Prozess Hamburg: Betagte Angeklagte gesundheitlich angeschlagen
Für Emir P. ist der Weg zum Prozess sehr mühsam. Mit kleinen Trippelschritten geht der 88-Jährige zum Verhandlungssaal, der Rücken ist leicht gebeugt, eine Hand zittrig. Ihr Vater leide sehr unter einer Parkinson-Erkrankung, erzählt die Tochter des Angeklagten, die ihren Vater zu dem Prozess begleitet hat. Dagegen sind dem zweiten Angeklagten Ali S. seine 84 Jahre zumindest äußerlich nicht anzusehen.
Unterdessen bleibt der Stuhl des Jüngsten der Beschuldigten, einem 52-Jährigen, leer. Er habe keinen aktuellen Kontakt zu seinem Mandanten, sagt der Verteidiger des 52-Jährigen. Seines Wissens sei sein Mandant aber gesundheitlich „in einem sehr, sehr schlechten Zustand“. Dass ihm der Prozess bevorstehe, belaste den Mann zusätzlich. Ihm sei an einer „Abkürzung des Verfahrens gelegen“.

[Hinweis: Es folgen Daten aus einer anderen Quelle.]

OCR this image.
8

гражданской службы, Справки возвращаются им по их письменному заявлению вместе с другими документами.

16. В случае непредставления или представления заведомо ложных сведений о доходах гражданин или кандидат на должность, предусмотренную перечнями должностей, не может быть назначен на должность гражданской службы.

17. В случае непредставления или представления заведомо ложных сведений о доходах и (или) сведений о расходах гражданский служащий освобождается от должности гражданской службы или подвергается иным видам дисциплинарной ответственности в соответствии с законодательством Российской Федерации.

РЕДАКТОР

Prozess Hamburg: Wann mit einem Urteil zu rechnen ist
Das Gericht wollte sich zunächst die Entscheidung offenlassen, wie man unter den gegebenen Umständen weiter verfahren werde. Möglich wäre, den Prozess gegen den 52-Jährigen abzutrennen und gegen ihn zu einem späteren Zeitpunkt zu verhandeln. Alternativ könnte der eigentliche Beginn des Prozesses auf den zweiten Verhandlungstag am 13. März verschoben werden. Um sicherzustellen, dass der Angeklagte dann auch wirklich erscheint, könnte die Kammer einen Haftbefehl aussprechen. Dann würde der 52-Jährige in den kommenden Tagen verhaftet und würde mindestens bis zu diesem Termin im Untersuchungsgefängnis bleiben.
Doch schließlich entschied das Gericht, das Verfahren gegen den 52-Jährigen abzutrennen. Diesem wird lediglich Beihilfe zur versuchten Hehlerei sowie versuchter Betrug vorgeworfen. Erörtert wurde, ob das Verfahren gegen den Mann eingestellt werden könne, gegebenenfalls mit Auflagen. Eine Entscheidung dazu ist am Freitag noch nicht ergangen. Unterdessen wurde der Prozess gegen den 88-Jährigen und den 84-Jährigen begonnen und die Anklage verlesen. Das Verfahren gegen die beiden Senioren ist auf zunächst elf Verhandlungstage terminiert. Ein Urteil könnte demnach am 24. Juni verkündet werden.